| name | red-pen |
| description | Independent red-team review for Firefox root-cause analyses and proposed fixes. Use to critique an analysis, patch, Phabricator revision, commit, diff, or working tree with isolated Codex subagents and structured verdicts.
|
| metadata | {"short-description":"Independent fix review"} |
RedPen
Get an independent second opinion on a proposed RCA solution before it
goes in front of a human reviewer or the user.

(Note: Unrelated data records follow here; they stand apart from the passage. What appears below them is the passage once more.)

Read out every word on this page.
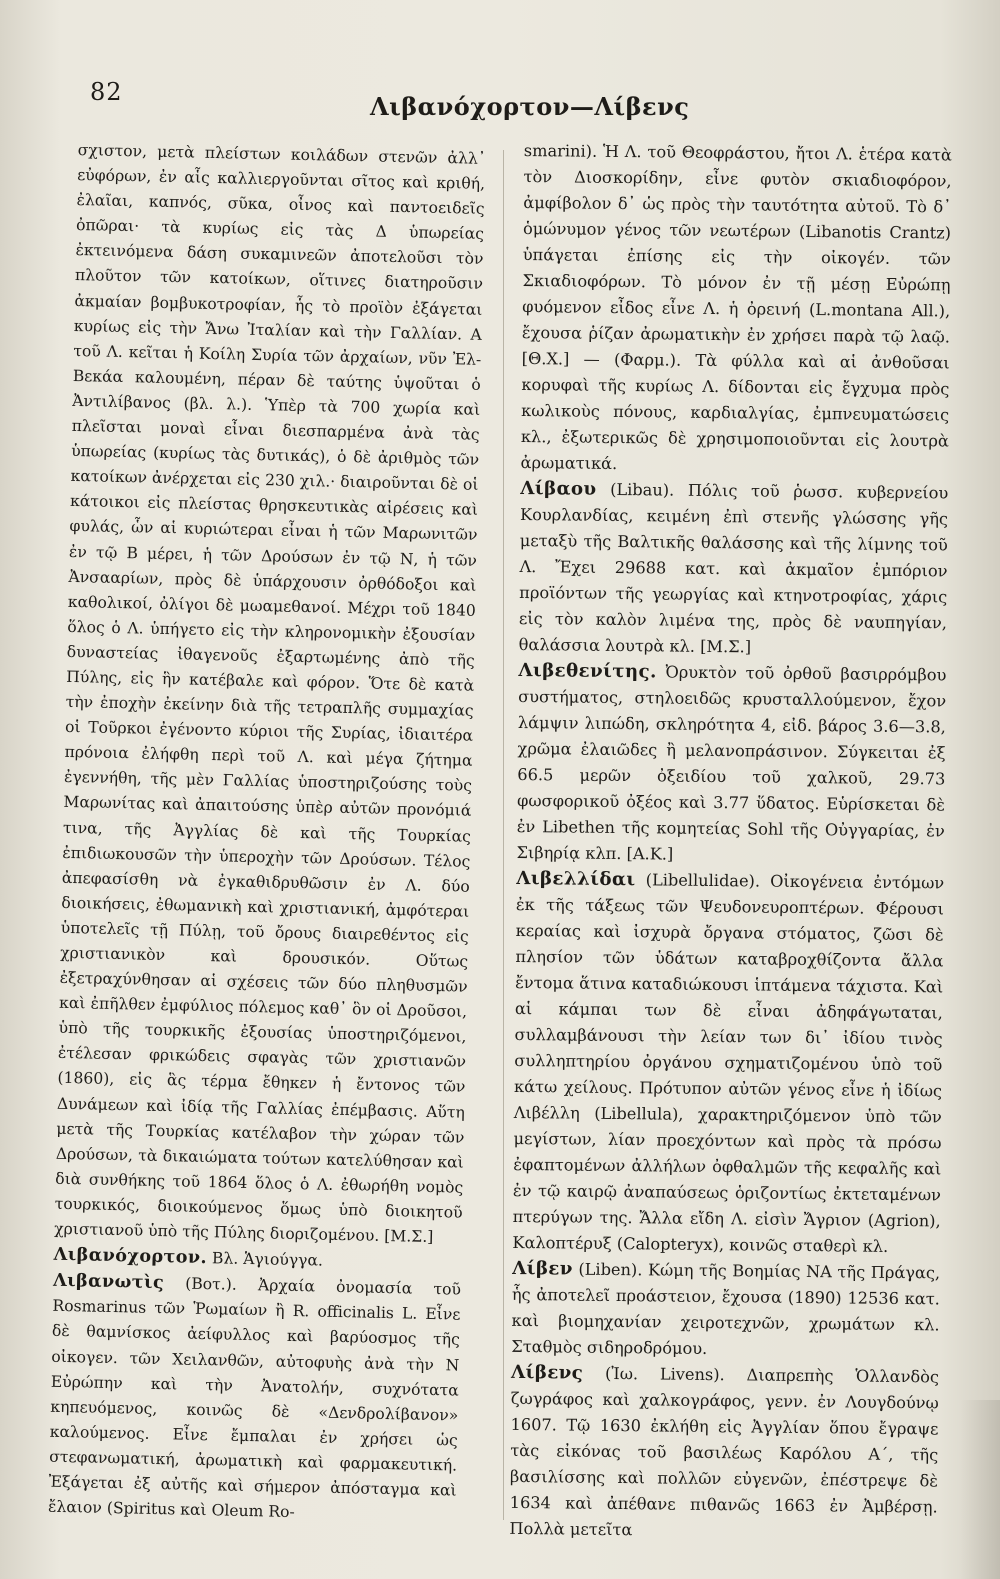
82	Λιβανόχορτον—Λίβενς

σχιστον, μετὰ πλείστων κοιλάδων στενῶν ἀλλ᾽ εὐφόρων, ἐν αἷς καλλιεργοῦνται σῖτος καὶ κριθή, ἐλαῖαι, καπνός, σῦκα, οἶνος καὶ παντοειδεῖς ὀπῶραι· τὰ κυρίως εἰς τὰς Δ ὑπωρείας ἐκτεινόμενα δάση συκαμινεῶν ἀποτελοῦσι τὸν πλοῦτον τῶν κατοίκων, οἵτινες διατηροῦσιν ἀκμαίαν βομβυκοτροφίαν, ἧς τὸ προϊὸν ἐξάγεται κυρίως εἰς τὴν Ἄνω Ἰταλίαν καὶ τὴν Γαλλίαν. Α τοῦ Λ. κεῖται ἡ Κοίλη Συρία τῶν ἀρχαίων, νῦν Ἐλ-Βεκάα καλουμένη, πέραν δὲ ταύτης ὑψοῦται ὁ Ἀντιλίβανος (βλ. λ.). Ὑπὲρ τὰ 700 χωρία καὶ πλεῖσται μοναὶ εἶναι διεσπαρμένα ἀνὰ τὰς ὑπωρείας (κυρίως τὰς δυτικάς), ὁ δὲ ἀριθμὸς τῶν κατοίκων ἀνέρχεται εἰς 230 χιλ.· διαιροῦνται δὲ οἱ κάτοικοι εἰς πλείστας θρησκευτικὰς αἱρέσεις καὶ φυλάς, ὧν αἱ κυριώτεραι εἶναι ἡ τῶν Μαρωνιτῶν ἐν τῷ Β μέρει, ἡ τῶν Δρούσων ἐν τῷ Ν, ἡ τῶν Ἀνσααρίων, πρὸς δὲ ὑπάρχουσιν ὀρθόδοξοι καὶ καθολικοί, ὀλίγοι δὲ μωαμεθανοί. Μέχρι τοῦ 1840 ὅλος ὁ Λ. ὑπήγετο εἰς τὴν κληρονομικὴν ἐξουσίαν δυναστείας ἰθαγενοῦς ἐξαρτωμένης ἀπὸ τῆς Πύλης, εἰς ἣν κατέβαλε καὶ φόρον. Ὅτε δὲ κατὰ τὴν ἐποχὴν ἐκείνην διὰ τῆς τετραπλῆς συμμαχίας οἱ Τοῦρκοι ἐγένοντο κύριοι τῆς Συρίας, ἰδιαιτέρα πρόνοια ἐλήφθη περὶ τοῦ Λ. καὶ μέγα ζήτημα ἐγεννήθη, τῆς μὲν Γαλλίας ὑποστηριζούσης τοὺς Μαρωνίτας καὶ ἀπαιτούσης ὑπὲρ αὐτῶν προνόμιά τινα, τῆς Ἀγγλίας δὲ καὶ τῆς Τουρκίας ἐπιδιωκουσῶν τὴν ὑπεροχὴν τῶν Δρούσων. Τέλος ἀπεφασίσθη νὰ ἐγκαθιδρυθῶσιν ἐν Λ. δύο διοικήσεις, ἐθωμανικὴ καὶ χριστιανική, ἀμφότεραι ὑποτελεῖς τῇ Πύλῃ, τοῦ ὄρους διαιρεθέντος εἰς χριστιανικὸν καὶ δρουσικόν. Οὕτως ἐξετραχύνθησαν αἱ σχέσεις τῶν δύο πληθυσμῶν καὶ ἐπῆλθεν ἐμφύλιος πόλεμος καθ᾽ ὃν οἱ Δροῦσοι, ὑπὸ τῆς τουρκικῆς ἐξουσίας ὑποστηριζόμενοι, ἐτέλεσαν φρικώδεις σφαγὰς τῶν χριστιανῶν (1860), εἰς ἃς τέρμα ἔθηκεν ἡ ἔντονος τῶν Δυνάμεων καὶ ἰδίᾳ τῆς Γαλλίας ἐπέμβασις. Αὕτη μετὰ τῆς Τουρκίας κατέλαβον τὴν χώραν τῶν Δρούσων, τὰ δικαιώματα τούτων κατελύθησαν καὶ διὰ συνθήκης τοῦ 1864 ὅλος ὁ Λ. ἐθωρήθη νομὸς τουρκικός, διοικούμενος ὅμως ὑπὸ διοικητοῦ χριστιανοῦ ὑπὸ τῆς Πύλης διοριζομένου. [Μ.Σ.]

Λιβανόχορτον. Βλ. Ἁγιούγγα.

Λιβανωτὶς (Βοτ.). Ἀρχαία ὀνομασία τοῦ Rosmarinus τῶν Ῥωμαίων ἢ R. officinalis L. Εἶνε δὲ θαμνίσκος ἀείφυλλος καὶ βαρύοσμος τῆς οἰκογεν. τῶν Χειλανθῶν, αὐτοφυὴς ἀνὰ τὴν Ν Εὐρώπην καὶ τὴν Ἀνατολήν, συχνότατα κηπευόμενος, κοινῶς δὲ «Δενδρολίβανον» καλούμενος. Εἶνε ἔμπαλαι ἐν χρήσει ὡς στεφανωματική, ἀρωματικὴ καὶ φαρμακευτική. Ἐξάγεται ἐξ αὐτῆς καὶ σήμερον ἀπόσταγμα καὶ ἔλαιον (Spiritus καὶ Oleum Ro-

smarini). Ἡ Λ. τοῦ Θεοφράστου, ἤτοι Λ. ἑτέρα κατὰ τὸν Διοσκορίδην, εἶνε φυτὸν σκιαδιοφόρον, ἀμφίβολον δ᾽ ὡς πρὸς τὴν ταυτότητα αὐτοῦ. Τὸ δ᾽ ὁμώνυμον γένος τῶν νεωτέρων (Libanotis Crantz) ὑπάγεται ἐπίσης εἰς τὴν οἰκογέν. τῶν Σκιαδιοφόρων. Τὸ μόνον ἐν τῇ μέσῃ Εὐρώπῃ φυόμενον εἶδος εἶνε Λ. ἡ ὀρεινή (L.montana All.), ἔχουσα ῥίζαν ἀρωματικὴν ἐν χρήσει παρὰ τῷ λαῷ. [Θ.Χ.] — (Φαρμ.). Τὰ φύλλα καὶ αἱ ἀνθοῦσαι κορυφαὶ τῆς κυρίως Λ. δίδονται εἰς ἔγχυμα πρὸς κωλικοὺς πόνους, καρδιαλγίας, ἐμπνευματώσεις κλ., ἐξωτερικῶς δὲ χρησιμοποιοῦνται εἰς λουτρὰ ἀρωματικά.

Λίβαου (Libau). Πόλις τοῦ ῥωσσ. κυβερνείου Κουρλανδίας, κειμένη ἐπὶ στενῆς γλώσσης γῆς μεταξὺ τῆς Βαλτικῆς θαλάσσης καὶ τῆς λίμνης τοῦ Λ. Ἔχει 29688 κατ. καὶ ἀκμαῖον ἐμπόριον προϊόντων τῆς γεωργίας καὶ κτηνοτροφίας, χάρις εἰς τὸν καλὸν λιμένα της, πρὸς δὲ ναυπηγίαν, θαλάσσια λουτρὰ κλ. [Μ.Σ.]

Λιβεθενίτης. Ὀρυκτὸν τοῦ ὀρθοῦ βασιρρόμβου συστήματος, στηλοειδῶς κρυσταλλούμενον, ἔχον λάμψιν λιπώδη, σκληρότητα 4, εἰδ. βάρος 3.6—3.8, χρῶμα ἐλαιῶδες ἢ μελανοπράσινον. Σύγκειται ἐξ 66.5 μερῶν ὀξειδίου τοῦ χαλκοῦ, 29.73 φωσφορικοῦ ὀξέος καὶ 3.77 ὕδατος. Εὑρίσκεται δὲ ἐν Libethen τῆς κομητείας Sohl τῆς Οὐγγαρίας, ἐν Σιβηρίᾳ κλπ. [Α.Κ.]

Λιβελλίδαι (Libellulidae). Οἰκογένεια ἐντόμων ἐκ τῆς τάξεως τῶν Ψευδονευροπτέρων. Φέρουσι κεραίας καὶ ἰσχυρὰ ὄργανα στόματος, ζῶσι δὲ πλησίον τῶν ὑδάτων καταβροχθίζοντα ἄλλα ἔντομα ἅτινα καταδιώκουσι ἱπτάμενα τάχιστα. Καὶ αἱ κάμπαι των δὲ εἶναι ἀδηφάγωταται, συλλαμβάνουσι τὴν λείαν των δι᾽ ἰδίου τινὸς συλληπτηρίου ὀργάνου σχηματιζομένου ὑπὸ τοῦ κάτω χείλους. Πρότυπον αὐτῶν γένος εἶνε ἡ ἰδίως Λιβέλλη (Libellula), χαρακτηριζόμενον ὑπὸ τῶν μεγίστων, λίαν προεχόντων καὶ πρὸς τὰ πρόσω ἐφαπτομένων ἀλλήλων ὀφθαλμῶν τῆς κεφαλῆς καὶ ἐν τῷ καιρῷ ἀναπαύσεως ὁριζοντίως ἐκτεταμένων πτερύγων της. Ἄλλα εἴδη Λ. εἰσὶν Ἄγριον (Agrion), Καλοπτέρυξ (Calopteryx), κοινῶς σταθερὶ κλ.

Λίβεν (Liben). Κώμη τῆς Βοημίας ΝΑ τῆς Πράγας, ἧς ἀποτελεῖ προάστειον, ἔχουσα (1890) 12536 κατ. καὶ βιομηχανίαν χειροτεχνῶν, χρωμάτων κλ. Σταθμὸς σιδηροδρόμου.

Λίβενς (Ἰω. Livens). Διαπρεπὴς Ὁλλανδὸς ζωγράφος καὶ χαλκογράφος, γενν. ἐν Λουγδούνῳ 1607. Τῷ 1630 ἐκλήθη εἰς Ἀγγλίαν ὅπου ἔγραψε τὰς εἰκόνας τοῦ βασιλέως Καρόλου Α΄, τῆς βασιλίσσης καὶ πολλῶν εὐγενῶν, ἐπέστρεψε δὲ 1634 καὶ ἀπέθανε πιθανῶς 1663 ἐν Ἀμβέρσῃ. Πολλὰ μετεῖτα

The reviewer runs in an isolated subagent context — it does not see the
calling agent's conversation, memory, or prior conclusions. Inputs are passed
by file path only. This is the dotfiles equivalent of bringing in an
outside engineer: no anchoring on what's already been decided, no rubber
stamping.
The reviewer's primary job is to find a more elegant fix if one exists,
including fixes that redesign the surrounding codebase when the right design
would resolve the root cause and other latent issues at once.
Inputs contract
This skill accepts conclusions only by file path. Do not summarize or
restate the analysis in the prompt — the reviewer must read it themselves.
Arguments: $0
Tokens are classified by shape. Disambiguation priority — apply per
token, in order; first rule that matches wins:
- Token resolves to an existing file (try as-given, then relative to
CWD, then absolute):
*.md → markdown role (see role assignment below).
*.patch / *.diff → solutions source (distiller required).
- any other extension or extensionless → ask the user directly. Do not guess.
bug:<digits> / bz:<digits> / https://bugzilla.mozilla.org/show_bug.cgi?id=<digits>
→ analysis source (intake required).
D<digits> / https://phabricator.services.mozilla.com/D<digits>
→ solutions source (distiller required).
https://github.com/<owner>/<repo>/pull/<n>
→ solutions source (distiller required).
- URL ending in
.patch or .diff
→ solutions source (distiller required).
- Literal
diff (and no file by that name in CWD)
→ solutions source: uncommitted working tree.
- Literal
local or HEAD (and no file by that name in CWD)
→ solutions source: branch tip vs git merge-base.
- Token resolves to a git commit
(
git rev-parse --verify "$tok^{commit}" succeeds)
→ solutions source: that commit.
--desc <text> flag → analysis source: user free-text. The skill writes
the text to a scratch file before invoking intake.
- None of the above → ask the user directly. Never silently fall back.
Role assignment for markdown files: at most one analysis md and one
solutions md per invocation. First *.md token (in argument order) →
analysis; second *.md → solutions. A third *.md is rejected unless its
basename ends with -review.md, in which case it is the explicit output
path.
Conflict rule: at most one analysis source and one solutions source per
invocation. Two analysis-side or two solutions-side tokens →
ask the user directly. Never silently pick a winner.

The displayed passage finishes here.